Da Amores perros a Babel, da 21 grammi a Biutiful, Inarritu non ha mai fatto film banali, unendo la sua cinematografia con un comune denominatore: l’introspezione, il viaggio nei tormenti del vivere e dell’animo umano. Il confronto con se stessi e con gli altri, la difficoltà di relazionarsi e di essere compresi, specialmente quando accade qualcosa che spariglia le carte in tavola, che mette in discussione e sconvolge l’esistente.

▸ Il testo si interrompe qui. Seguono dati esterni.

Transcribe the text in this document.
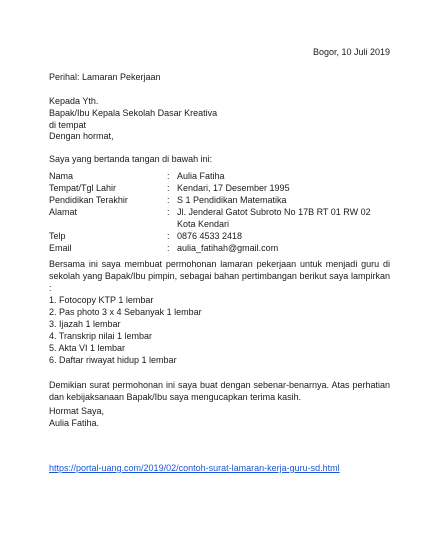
Bogor, 10 Juli 2019
Perihal: Lamaran Pekerjaan
Kepada Yth.
Bapak/Ibu Kepala Sekolah Dasar Kreativa
di tempat
Dengan hormat,
Saya yang bertanda tangan di bawah ini:
Nama	: Aulia Fatiha
Tempat/Tgl Lahir	: Kendari, 17 Desember 1995
Pendidikan Terakhir	: S 1 Pendidikan Matematika
Alamat	: Jl. Jenderal Gatot Subroto No 17B RT 01 RW 02 Kota Kendari
Telp	: 0876 4533 2418
Email	: aulia_fatihah@gmail.com
Bersama ini saya membuat permohonan lamaran pekerjaan untuk menjadi guru di sekolah yang Bapak/Ibu pimpin, sebagai bahan pertimbangan berikut saya lampirkan :
1. Fotocopy KTP 1 lembar
2. Pas photo 3 x 4 Sebanyak 1 lembar
3. Ijazah 1 lembar
4. Transkrip nilai 1 lembar
5. Akta VI 1 lembar
6. Daftar riwayat hidup 1 lembar
Demikian surat permohonan ini saya buat dengan sebenar-benarnya. Atas perhatian dan kebijaksanaan Bapak/Ibu saya mengucapkan terima kasih.
Hormat Saya,
Aulia Fatiha.
https://portal-uang.com/2019/02/contoh-surat-lamaran-kerja-guru-sd.html
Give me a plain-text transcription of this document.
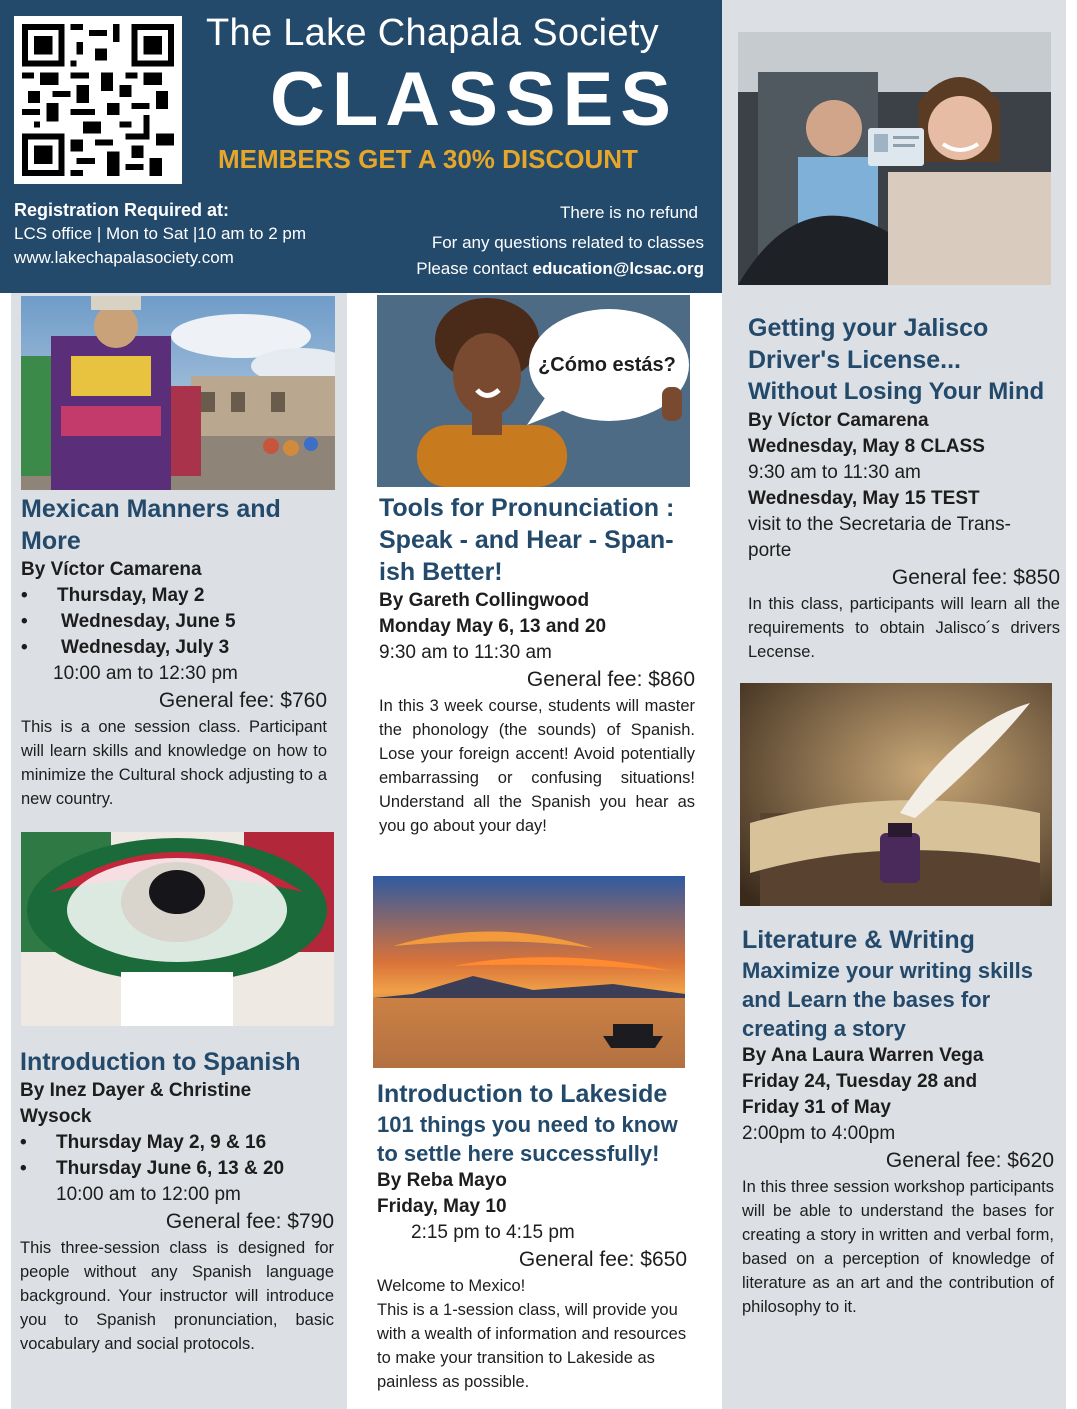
The Lake Chapala Society
CLASSES
MEMBERS GET A 30% DISCOUNT
Registration Required at:
LCS office | Mon to Sat |10 am to 2 pm
www.lakechapalasociety.com
There is no refund
For any questions related to classes
Please contact education@lcsac.org
¿Cómo estás?
Mexican Manners and
More
By Víctor Camarena
• Thursday, May 2
• Wednesday, June 5
• Wednesday, July 3
10:00 am to 12:30 pm
General fee: $760
This is a one session class. Participant will learn skills and knowledge on how to minimize the Cultural shock adjusting to a new country.
Introduction to Spanish
By Inez Dayer & Christine
Wysock
• Thursday May 2, 9 & 16
• Thursday June 6, 13 & 20
10:00 am to 12:00 pm
General fee: $790
This three-session class is designed for people without any Spanish language background. Your instructor will introduce you to Spanish pronunciation, basic vocabulary and social protocols.
Tools for Pronunciation :
Speak - and Hear - Span-
ish Better!
By Gareth Collingwood
Monday May 6, 13 and 20
9:30 am to 11:30 am
General fee: $860
In this 3 week course, students will master the phonology (the sounds) of Spanish. Lose your foreign accent! Avoid potentially embarrassing or confusing situations! Understand all the Spanish you hear as you go about your day!
Introduction to Lakeside
101 things you need to know
to settle here successfully!
By Reba Mayo
Friday, May 10
2:15 pm to 4:15 pm
General fee: $650
Welcome to Mexico!
This is a 1-session class, will provide you with a wealth of information and resources to make your transition to Lakeside as painless as possible.
Getting your Jalisco
Driver's License...
Without Losing Your Mind
By Víctor Camarena
Wednesday, May 8 CLASS
9:30 am to 11:30 am
Wednesday, May 15 TEST
visit to the Secretaria de Trans-
porte
General fee: $850
In this class, participants will learn all the requirements to obtain Jalisco´s drivers Lecense.
Literature & Writing
Maximize your writing skills
and Learn the bases for
creating a story
By Ana Laura Warren Vega
Friday 24, Tuesday 28 and
Friday 31 of May
2:00pm to 4:00pm
General fee: $620
In this three session workshop participants will be able to understand the bases for creating a story in written and verbal form, based on a perception of knowledge of literature as an art and the contribution of philosophy to it.
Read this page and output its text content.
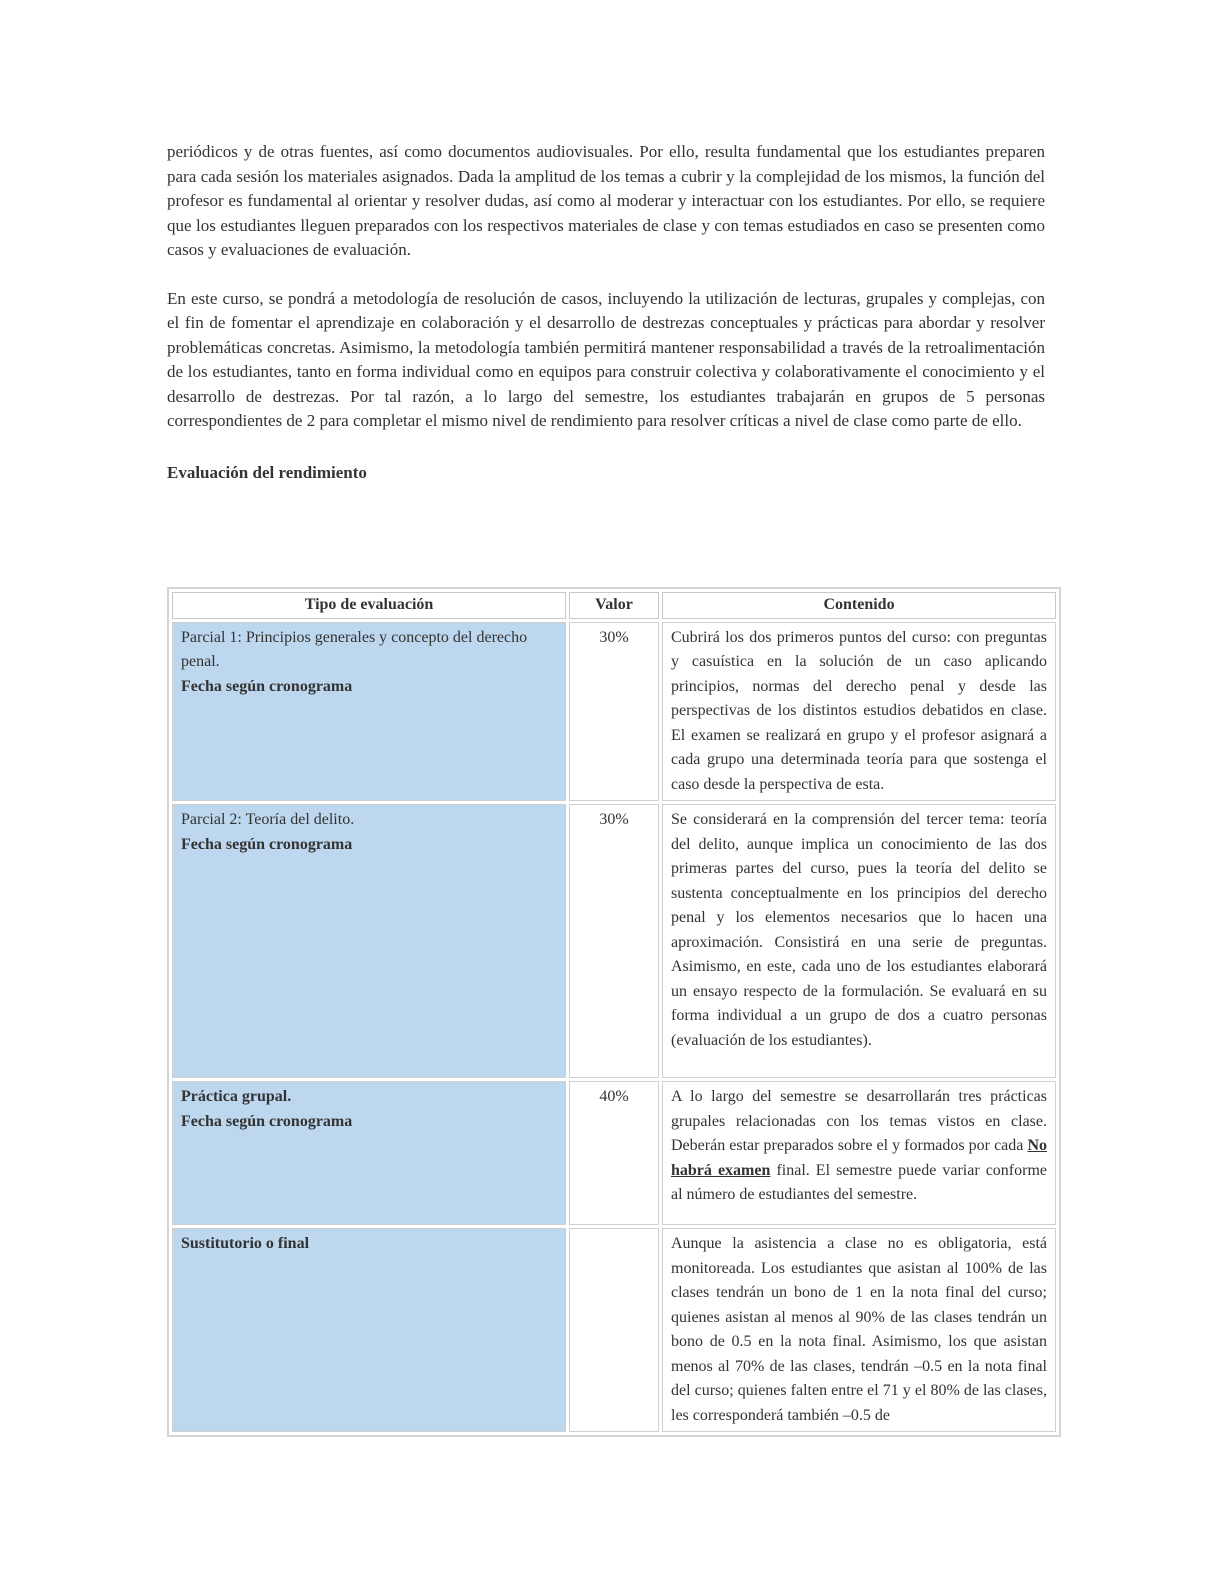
periódicos y de otras fuentes, así como documentos audiovisuales. Por ello, resulta fundamental que los estudiantes preparen para cada sesión los materiales asignados. Dada la amplitud de los temas a cubrir y la complejidad de los mismos, la función del profesor es fundamental al orientar y resolver dudas, así como al moderar y interactuar con los estudiantes. Por ello, se requiere que los estudiantes lleguen preparados con los respectivos materiales de clase y con temas estudiados en caso se presenten como casos y evaluaciones de evaluación.

En este curso, se pondrá a metodología de resolución de casos, incluyendo la utilización de lecturas, grupales y complejas, con el fin de fomentar el aprendizaje en colaboración y el desarrollo de destrezas conceptuales y prácticas para abordar y resolver problemáticas concretas. Asimismo, la metodología también permitirá mantener responsabilidad a través de la retroalimentación de los estudiantes, tanto en forma individual como en equipos para construir colectiva y colaborativamente el conocimiento y el desarrollo de destrezas. Por tal razón, a lo largo del semestre, los estudiantes trabajarán en grupos de 5 personas correspondientes de 2 para completar el mismo nivel de rendimiento para resolver críticas a nivel de clase como parte de ello.

Evaluación del rendimiento
Tipo de evaluación	Valor	Contenido

Parcial 1: Principios generales y concepto del derecho penal.
Fecha según cronograma	30%	Cubrirá los dos primeros puntos del curso: con preguntas y casuística en la solución de un caso aplicando principios, normas del derecho penal y desde las perspectivas de los distintos estudios debatidos en clase. El examen se realizará en grupo y el profesor asignará a cada grupo una determinada teoría para que sostenga el caso desde la perspectiva de esta.

Parcial 2: Teoría del delito.
Fecha según cronograma	30%	Se considerará en la comprensión del tercer tema: teoría del delito, aunque implica un conocimiento de las dos primeras partes del curso, pues la teoría del delito se sustenta conceptualmente en los principios del derecho penal y los elementos necesarios que lo hacen una aproximación. Consistirá en una serie de preguntas. Asimismo, en este, cada uno de los estudiantes elaborará un ensayo respecto de la formulación. Se evaluará en su forma individual a un grupo de dos a cuatro personas (evaluación de los estudiantes).

Práctica grupal.
Fecha según cronograma	40%	A lo largo del semestre se desarrollarán tres prácticas grupales relacionadas con los temas vistos en clase. Deberán estar preparados sobre el y formados por cada No habrá examen final. El semestre puede variar conforme al número de estudiantes del semestre.

Sustitutorio o final		Aunque la asistencia a clase no es obligatoria, está monitoreada. Los estudiantes que asistan al 100% de las clases tendrán un bono de 1 en la nota final del curso; quienes asistan al menos al 90% de las clases tendrán un bono de 0.5 en la nota final. Asimismo, los que asistan menos al 70% de las clases, tendrán –0.5 en la nota final del curso; quienes falten entre el 71 y el 80% de las clases, les corresponderá también –0.5 de
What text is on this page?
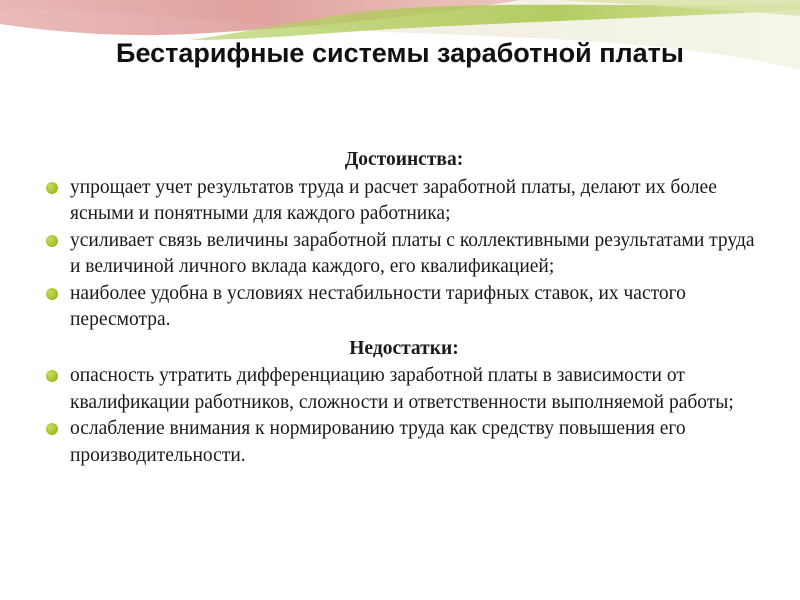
Бестарифные системы заработной платы
Достоинства:
упрощает учет результатов труда и расчет заработной платы, делают их более ясными и понятными для каждого работника;
усиливает связь величины заработной платы с коллективными результатами труда и величиной личного вклада каждого, его квалификацией;
наиболее удобна в условиях нестабильности тарифных ставок, их частого пересмотра.
Недостатки:
опасность утратить дифференциацию заработной платы в зависимости от квалификации работников, сложности и ответственности выполняемой работы;
ослабление внимания к нормированию труда как средству повышения его производительности.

Birdman è un altro meraviglioso pezzo unico della sua collezione. Si parte da una crisi che apre ad un cambiamento, un attore da blockbuster precipitato in una deriva esistenziale, affettiva, economica, che tenta la sterzata e la riconquista non solo del successo ma anche di se stesso, attraverso la purificazione del teatro. Dal supereroe Birdman, il suo alter ego che diventa allucinazione ingombrante ed ossessiva, oltre che ossessionante. Il punto di non ritorno, il confine con la follia, alla ricerca di un diverso colto, umano. Dagli effetti speciali del cinema agli affetti speciali di uomini e donne, amiche, mogli, figlie.

La commedia tratta da What We Talk About When We Talk About Love (di cosa parliamo quando parliamo d’amore), di Raymond Carver è una grande sfida, l’ultima ciambella di salvataggio per un’esistenza alla deriva, sull’orlo del precipizio.
 Birdman è il racconto di questo viaggio, con tutte le sue difficoltà tra attori capricciosi, figlie e mogli insoddisfatte, perdute ma non completamente, sempre ancora presenti e vicine, l’amico produttore, la velenosa critica teatrale.  Birdman è una jam session teatrale, con la camera che insegue i personaggi, percorre corridoi, cambia direzione e trasmette i sobbalzi e i tormenti del protagonista, un fantastico Michael Keaton, amplificandone il dramma interiore con una batteria che costituisce la colonna sonora quasi esclusiva e palpitante di tutto il film. Una colonna sonora (Antonio Sanchez) presente: si vede il batterista che nel teatro produce il suo drumming incalzante, a tratti angosciante.

Si racconta il teatro con le sue dinamiche, le sue isterie, i suoi sogni, la sua magia. E si mette in discussione tutto: la contrapposizione tra cinema e palcoscenico, il potere di una critica che innalza e abbatte idoli spesso pretestuosamente, il ruolo stesso di una critica che oggi forse non ha più ragione di esistere (vale soprattutto per il cinema) se rinuncia al ruolo di guida per lo spettatore, sfogando piuttosto frustrazioni con una scrittura rancorosa e una superiorità che allontana
L’incrocio tra finzione e realtà: l’attore rampante che non sa essere se stesso se non in palcoscenico, il vero che diventa falso, il falso che può essere tragicamente reale. Parrucchini tolti con sollievo, l’anima che si mette a nudo cercando di ritrovarsi, perchè forse ognuno può essere realmente se stesso solo passando attraverso il riconoscimento degli altri. E non si tratta solo del capriccio di una star del cinema dimenticata, condannata ad essere identificata con un supereroe hollywoodiano.
Un film diverso, una lunga e coinvolgente emozione da condividere con attori che danno il meglio, a cominciare da Michael Keaton, che fu un Batman fin troppo statico e che qui si rivela e conferma invece protagonista di notevole spessore.